Die Studie zeigte, dass die Polarisierung auf Twitter in Bezug auf das Klima während der COP21 insgesamt gering war, und identifizierte 2019 als ein Schlüsseljahr, in dem die Klimawandelskepsis auf Twitter zunahm.

Online-Klima-Skepsis boomt leider

Ein möglicher Grund für den Anstieg in den letzten Jahren könnte laut den Forschern eine Gegenreaktion gegen Klimaaktivistengruppen wie Extinction Rebellion und Just Stop Oil sein, die mit ihren Aktionen auf die Krise aufmerksam machen.

Für Dr. Baronchelli ist die deutliche Zunahme der Klimawandelleugnung im Internet äußerst besorgniserregend:

„Soziale Medien können wie eine Echokammer wirken, in der Vorurteile verstärkt werden. Es ist daher wichtig, dass die Regulierungsbehörden weiterhin nach Möglichkeiten suchen, um sicherzustellen, dass die online verbreiteten Inhalte vertrauenswürdig sind“.

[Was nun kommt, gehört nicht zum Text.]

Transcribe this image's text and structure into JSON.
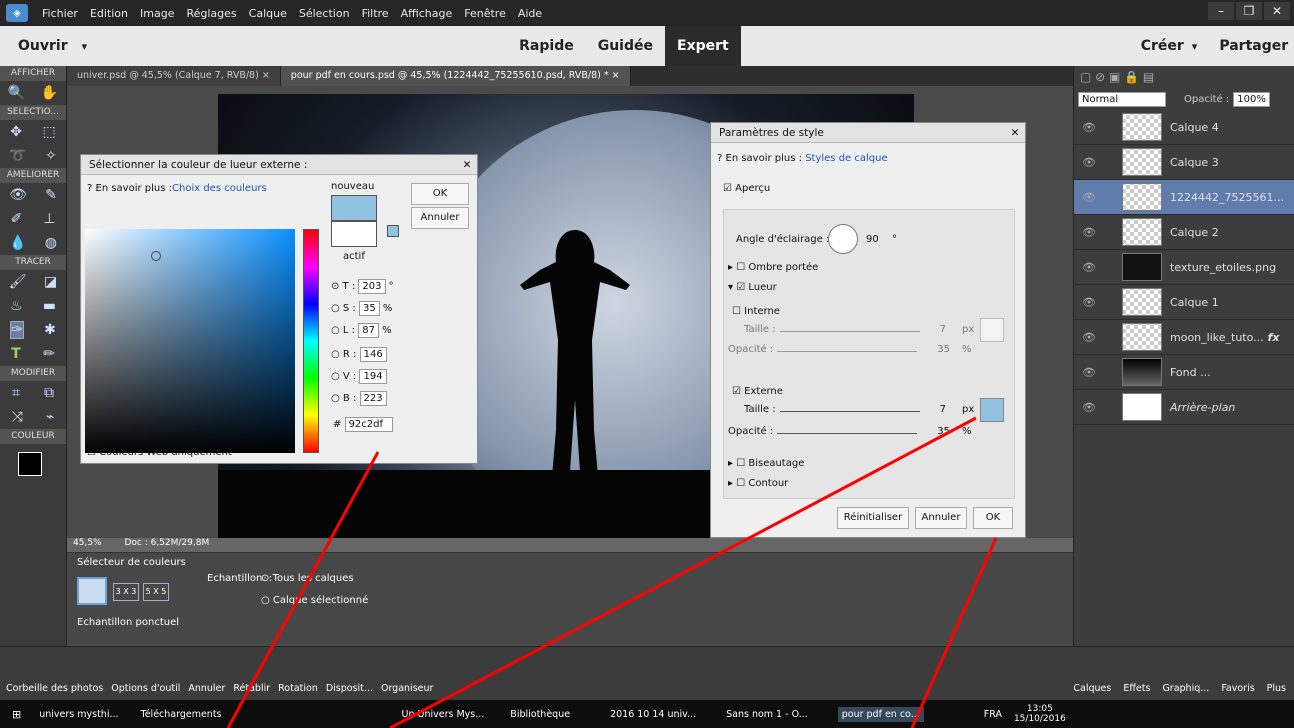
{
  "menu": {
    "items": [
      "Fichier",
      "Edition",
      "Image",
      "Réglages",
      "Calque",
      "Sélection",
      "Filtre",
      "Affichage",
      "Fenêtre",
      "Aide"
    ]
  },
  "mode": {
    "open": "Ouvrir",
    "tabs": [
      "Rapide",
      "Guidée",
      "Expert"
    ],
    "create": "Créer",
    "share": "Partager"
  },
  "tools": {
    "sections": [
      "AFFICHER",
      "SELECTIO...",
      "AMELIORER",
      "TRACER",
      "MODIFIER",
      "COULEUR"
    ]
  },
  "tabs": [
    "univer.psd @ 45,5% (Calque 7, RVB/8)",
    "pour pdf en cours.psd @ 45,5% (1224442_75255610.psd, RVB/8) *"
  ],
  "status": {
    "zoom": "45,5%",
    "doc": "Doc : 6,52M/29,8M"
  },
  "bottom": {
    "title": "Sélecteur de couleurs",
    "sample_label": "Echantillon. :",
    "sample_all": "Tous les calques",
    "sample_sel": "Calque sélectionné",
    "sample_mode": "Echantillon ponctuel",
    "sizes": [
      "3 X 3",
      "5 X 5"
    ]
  },
  "taskbar": {
    "labels": [
      "Corbeille des photos",
      "Options d'outil",
      "Annuler",
      "Rétablir",
      "Rotation",
      "Disposit...",
      "Organiseur"
    ],
    "right": [
      "Calques",
      "Effets",
      "Graphiq...",
      "Favoris",
      "Plus"
    ]
  },
  "win": {
    "items": [
      "univers mysthi...",
      "Téléchargements",
      "Un Univers Mys...",
      "Bibliothèque",
      "2016 10 14 univ...",
      "Sans nom 1 - O...",
      "pour pdf en co..."
    ],
    "lang": "FRA",
    "time": "13:05",
    "date": "15/10/2016"
  },
  "layers": {
    "blend": "Normal",
    "opacity_label": "Opacité :",
    "opacity": "100%",
    "items": [
      {
        "name": "Calque 4"
      },
      {
        "name": "Calque 3"
      },
      {
        "name": "1224442_7525561..."
      },
      {
        "name": "Calque 2"
      },
      {
        "name": "texture_etoiles.png"
      },
      {
        "name": "Calque 1"
      },
      {
        "name": "moon_like_tuto..."
      },
      {
        "name": "Fond ..."
      },
      {
        "name": "Arrière-plan"
      }
    ]
  },
  "colorpicker": {
    "title": "Sélectionner la couleur de lueur externe :",
    "learn": "En savoir plus :",
    "learn_link": "Choix des couleurs",
    "new": "nouveau",
    "current": "actif",
    "ok": "OK",
    "cancel": "Annuler",
    "T": "203",
    "S": "35",
    "L": "87",
    "R": "146",
    "V": "194",
    "B": "223",
    "hex": "92c2df",
    "web": "Couleurs Web uniquement",
    "colors": {
      "new": "#92c2df",
      "cur": "#ffffff"
    }
  },
  "style": {
    "title": "Paramètres de style",
    "learn": "En savoir plus :",
    "learn_link": "Styles de calque",
    "preview": "Aperçu",
    "angle_label": "Angle d'éclairage :",
    "angle": "90",
    "deg": "°",
    "drop": "Ombre portée",
    "glow": "Lueur",
    "inner": "Interne",
    "outer": "Externe",
    "size": "Taille :",
    "opacity": "Opacité :",
    "size_val": "7",
    "opacity_val": "35",
    "px": "px",
    "pct": "%",
    "bevel": "Biseautage",
    "contour": "Contour",
    "reset": "Réinitialiser",
    "cancel": "Annuler",
    "ok": "OK"
  }
}
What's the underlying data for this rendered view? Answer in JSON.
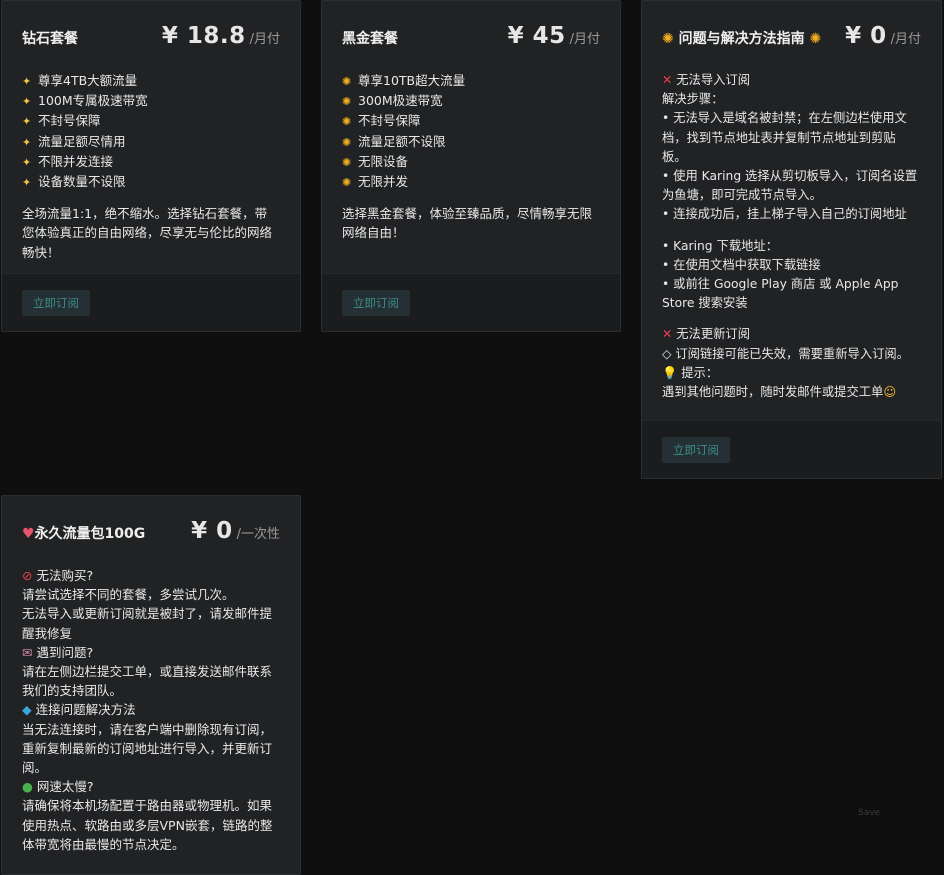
{
  "cards": [
    {
      "title": "钻石套餐",
      "price": "¥ 18.8",
      "period": "/月付",
      "features": [
        "尊享4TB大额流量",
        "100M专属极速带宽",
        "不封号保障",
        "流量足额尽情用",
        "不限并发连接",
        "设备数量不设限"
      ],
      "desc": [
        "全场流量1:1，绝不缩水。选择钻石套餐，带",
        "您体验真正的自由网络，尽享无与伦比的网络",
        "畅快！"
      ],
      "button": "立即订阅"
    },
    {
      "title": "黑金套餐",
      "price": "¥ 45",
      "period": "/月付",
      "features": [
        "尊享10TB超大流量",
        "300M极速带宽",
        "不封号保障",
        "流量足额不设限",
        "无限设备",
        "无限并发"
      ],
      "desc": [
        "选择黑金套餐，体验至臻品质，尽情畅享无限",
        "网络自由！"
      ],
      "button": "立即订阅"
    },
    {
      "title": "问题与解决方法指南",
      "price": "¥ 0",
      "period": "/月付",
      "lines": [
        "无法导入订阅",
        "解决步骤：",
        "• 无法导入是域名被封禁；在左侧边栏使用文",
        "档，找到节点地址表并复制节点地址到剪贴",
        "板。",
        "• 使用 Karing 选择从剪切板导入，订阅名设置",
        "为鱼塘，即可完成节点导入。",
        "• 连接成功后，挂上梯子导入自己的订阅地址",
        "• Karing 下载地址：",
        "• 在使用文档中获取下载链接",
        "• 或前往 Google Play 商店 或 Apple App",
        "Store 搜索安装",
        "无法更新订阅",
        "◇ 订阅链接可能已失效，需要重新导入订阅。",
        "提示：",
        "遇到其他问题时，随时发邮件或提交工单"
      ],
      "button": "立即订阅"
    },
    {
      "title": "永久流量包100G",
      "price": "¥ 0",
      "period": "/一次性",
      "lines": [
        "无法购买?",
        "请尝试选择不同的套餐，多尝试几次。",
        "无法导入或更新订阅就是被封了，请发邮件提",
        "醒我修复",
        "遇到问题?",
        "请在左侧边栏提交工单，或直接发送邮件联系",
        "我们的支持团队。",
        "连接问题解决方法",
        "当无法连接时，请在客户端中删除现有订阅，",
        "重新复制最新的订阅地址进行导入，并更新订",
        "阅。",
        "网速太慢?",
        "请确保将本机场配置于路由器或物理机。如果",
        "使用热点、软路由或多层VPN嵌套，链路的整",
        "体带宽将由最慢的节点决定。"
      ]
    }
  ],
  "save_label": "Save"
}
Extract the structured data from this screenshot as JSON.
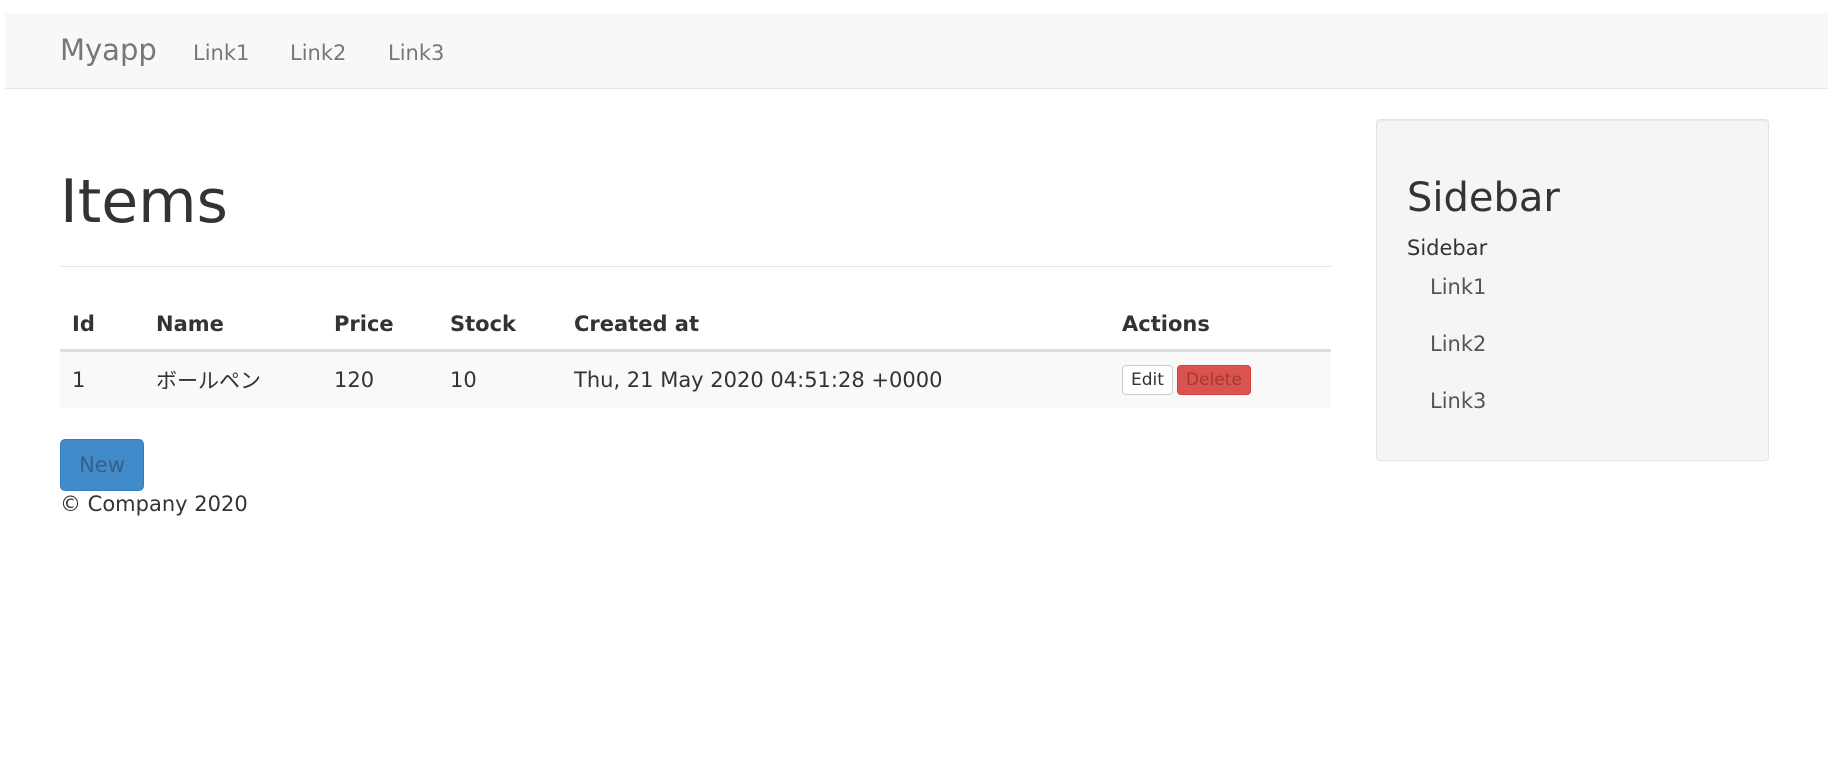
{
  "navbar": {
    "brand": "Myapp",
    "links": [
      "Link1",
      "Link2",
      "Link3"
    ]
  },
  "main": {
    "title": "Items",
    "table": {
      "headers": [
        "Id",
        "Name",
        "Price",
        "Stock",
        "Created at",
        "Actions"
      ],
      "rows": [
        {
          "id": "1",
          "name": "ボールペン",
          "price": "120",
          "stock": "10",
          "created_at": "Thu, 21 May 2020 04:51:28 +0000",
          "actions": {
            "edit": "Edit",
            "delete": "Delete"
          }
        }
      ]
    },
    "new_button": "New"
  },
  "footer": {
    "text": "© Company 2020"
  },
  "sidebar": {
    "title": "Sidebar",
    "subtitle": "Sidebar",
    "links": [
      "Link1",
      "Link2",
      "Link3"
    ]
  },
  "colors": {
    "navbar_bg": "#f8f8f8",
    "primary": "#428bca",
    "danger": "#d9534f",
    "sidebar_bg": "#f5f5f5"
  }
}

Wirksame Maßnahmen zur Bewältigung der Klimakrise

Professor Mark Girolami, leitender Wissenschaftler am Alan Turing Institute, erklärte:

„Schnelle und wirksame Maßnahmen zur Bewältigung der Klimakrise sind in hohem Maße von einem breiten internationalen Konsens und der Zusammenarbeit abhängig. Die zunehmende Polarisierung im Internet könnte zu einer politischen Blockade führen, wenn sie die Ablehnung von Klimamaßnahmen schürt. Die politischen Entscheidungsträger sollten sich überlegen, was genau die Ursache für die zunehmende Skepsis im Internet ist, und Wege finden, um ihr entgegenzuwirken.“

Die Autoren sind der Meinung, dass Gruppen, die sich gegen Klimaschutzmaßnahmen aussprechen, den Vorwurf der Heuchelei nutzen, um Klimagipfel zu diskreditieren und Klimaschutzmaßnahmen zu verzögern.